幻術!それだけで世界が違うことを実感する。まぁこの空間も地球ではあり得ないほど真っ白なんだけど...。

作られた肉体ってことは、

「それは人形ってことですか?」


「うーん。何を持って人形というのか分からないけど...。今僕も君が親しみやすいように人間の姿をしているんだけど、これも僕が作った肉体なんだよね。これを想像してもらえればいいかな。ちゃんと成長もするし生理現象もある。大丈夫そう?」


神は手を広げて自分の体を見せた。

どこか人間離れしているが、人間に見えるしちゃんと人間としての機能があるならば生活するのには問題はなさそうだ。

「大丈夫そうです。」


俺が理解しているのを確かめると神は満足そうに頷いた。

「で、こちらの世界には来てくれる?」


心はもう決まっている。

「はい。ぜひ、よろしくお願いします。」


「ほんとに⁉︎ありがとう!すぐ死んでしまうと意味ないから、肉体は少し頑丈に作るね。あと、3つだけ何かアイテムをあげよう。僕の都合でいきなり連れてきたお詫びだと思ってほしい。何か欲しいものはあるかな。

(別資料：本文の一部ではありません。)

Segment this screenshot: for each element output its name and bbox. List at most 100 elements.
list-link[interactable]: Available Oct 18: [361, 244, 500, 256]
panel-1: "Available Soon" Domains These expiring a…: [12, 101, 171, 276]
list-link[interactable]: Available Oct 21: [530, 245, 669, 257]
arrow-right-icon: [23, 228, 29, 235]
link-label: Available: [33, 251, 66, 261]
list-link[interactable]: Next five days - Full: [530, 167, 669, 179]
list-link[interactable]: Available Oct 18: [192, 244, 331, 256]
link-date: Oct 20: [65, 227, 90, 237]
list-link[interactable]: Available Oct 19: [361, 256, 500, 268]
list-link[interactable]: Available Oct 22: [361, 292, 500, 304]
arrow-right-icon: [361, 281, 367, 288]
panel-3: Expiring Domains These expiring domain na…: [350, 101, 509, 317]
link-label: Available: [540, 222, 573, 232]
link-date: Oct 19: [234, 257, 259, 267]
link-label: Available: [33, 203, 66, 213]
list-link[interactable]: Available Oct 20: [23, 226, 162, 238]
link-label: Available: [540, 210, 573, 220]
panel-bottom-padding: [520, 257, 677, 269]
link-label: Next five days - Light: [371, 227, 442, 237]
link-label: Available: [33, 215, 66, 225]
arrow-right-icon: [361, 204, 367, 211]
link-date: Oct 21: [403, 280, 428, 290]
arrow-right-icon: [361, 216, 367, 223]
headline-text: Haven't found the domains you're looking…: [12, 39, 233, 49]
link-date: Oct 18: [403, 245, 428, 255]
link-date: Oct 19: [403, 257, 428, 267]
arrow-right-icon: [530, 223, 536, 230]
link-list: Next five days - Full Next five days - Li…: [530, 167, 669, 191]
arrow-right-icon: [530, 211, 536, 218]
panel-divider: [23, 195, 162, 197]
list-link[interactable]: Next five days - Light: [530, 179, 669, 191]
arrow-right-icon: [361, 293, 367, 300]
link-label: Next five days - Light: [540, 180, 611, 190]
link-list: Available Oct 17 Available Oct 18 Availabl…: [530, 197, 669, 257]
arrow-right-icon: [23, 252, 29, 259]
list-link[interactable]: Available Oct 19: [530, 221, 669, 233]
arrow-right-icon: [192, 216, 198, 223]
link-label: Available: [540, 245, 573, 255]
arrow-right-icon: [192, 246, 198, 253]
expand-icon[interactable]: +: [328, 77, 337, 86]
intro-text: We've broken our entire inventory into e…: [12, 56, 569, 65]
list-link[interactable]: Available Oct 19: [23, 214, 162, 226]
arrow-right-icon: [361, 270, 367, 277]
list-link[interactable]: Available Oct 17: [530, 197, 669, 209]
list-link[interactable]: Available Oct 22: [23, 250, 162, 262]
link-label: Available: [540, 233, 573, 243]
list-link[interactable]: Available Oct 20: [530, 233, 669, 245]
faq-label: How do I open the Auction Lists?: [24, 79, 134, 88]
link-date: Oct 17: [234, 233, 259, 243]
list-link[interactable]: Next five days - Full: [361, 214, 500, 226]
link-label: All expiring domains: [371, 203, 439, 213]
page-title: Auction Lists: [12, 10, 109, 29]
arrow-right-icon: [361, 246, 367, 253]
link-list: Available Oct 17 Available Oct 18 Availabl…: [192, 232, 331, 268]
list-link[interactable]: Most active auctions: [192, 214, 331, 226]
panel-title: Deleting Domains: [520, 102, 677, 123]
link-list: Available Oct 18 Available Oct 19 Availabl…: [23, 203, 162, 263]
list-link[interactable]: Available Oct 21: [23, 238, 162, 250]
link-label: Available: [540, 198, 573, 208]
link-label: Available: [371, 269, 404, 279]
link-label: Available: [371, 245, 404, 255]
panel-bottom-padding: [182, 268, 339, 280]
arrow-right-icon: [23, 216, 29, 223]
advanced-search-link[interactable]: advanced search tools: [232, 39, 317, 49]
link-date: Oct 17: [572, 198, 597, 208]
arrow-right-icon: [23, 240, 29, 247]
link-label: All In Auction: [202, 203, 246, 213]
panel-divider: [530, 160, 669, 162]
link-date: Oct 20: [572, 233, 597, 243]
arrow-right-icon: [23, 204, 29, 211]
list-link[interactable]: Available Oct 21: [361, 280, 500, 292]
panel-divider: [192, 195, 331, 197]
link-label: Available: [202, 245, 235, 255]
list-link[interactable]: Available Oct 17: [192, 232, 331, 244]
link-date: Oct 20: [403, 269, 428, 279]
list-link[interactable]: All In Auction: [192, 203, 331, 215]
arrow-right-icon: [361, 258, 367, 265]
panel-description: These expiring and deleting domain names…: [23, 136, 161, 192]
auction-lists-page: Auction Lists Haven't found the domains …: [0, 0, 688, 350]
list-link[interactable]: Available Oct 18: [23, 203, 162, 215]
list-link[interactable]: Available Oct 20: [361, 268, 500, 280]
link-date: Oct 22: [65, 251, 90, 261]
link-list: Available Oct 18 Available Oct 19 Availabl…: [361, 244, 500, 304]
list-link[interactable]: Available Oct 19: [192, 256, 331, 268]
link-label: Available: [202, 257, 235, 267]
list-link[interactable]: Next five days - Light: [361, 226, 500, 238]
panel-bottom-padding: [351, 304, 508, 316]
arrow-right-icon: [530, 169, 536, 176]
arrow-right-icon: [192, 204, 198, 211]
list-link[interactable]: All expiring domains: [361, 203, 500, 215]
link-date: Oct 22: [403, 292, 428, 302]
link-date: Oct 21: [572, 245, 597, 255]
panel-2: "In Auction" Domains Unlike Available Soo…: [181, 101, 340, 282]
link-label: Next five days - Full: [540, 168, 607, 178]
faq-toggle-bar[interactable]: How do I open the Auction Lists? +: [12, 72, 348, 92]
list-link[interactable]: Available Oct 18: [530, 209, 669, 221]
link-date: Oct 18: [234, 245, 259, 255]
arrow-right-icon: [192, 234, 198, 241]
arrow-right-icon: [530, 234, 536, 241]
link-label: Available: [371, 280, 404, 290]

君の世界で実現不可能なこともできるかもしれないから何でも聞いてね。」


それから神に色々質問しながら3つのアイテムを決めた。

1つ目は、亜次元に存在する家に繋がる鍵。

マスコミに家を囲まれ、近所から嫌がらせを受けたことから、誰にも邪魔されない場所が欲しいと思ってこれを選んだ。

2つ目は、スマホ。

他にスマホを持っている人がいないため、連絡手段としてはあまり意味をなさないが、検索機能は有効にしてもらえるらしい。困ったらなんでもスマホで検索するスマホ依存の人間なのですごく助かる。

3つ目は、銃。

これは身を守るため何か武器を貰った方がいいと思い、自分の中で強そうで扱えそうな武器を考えた結果だ。銃はこちらの世界には存在しないみたいである。


神は、ぱんっと手を叩いた。

「よし、決まったね!アイテムは袋にまとめて入れとこう。早速こちらの世界に来てもらおうか。

じゃあ、第二の人生楽しんでね!」


そして俺の体は白い光に包まれ、思わず眩しくて目を閉じた。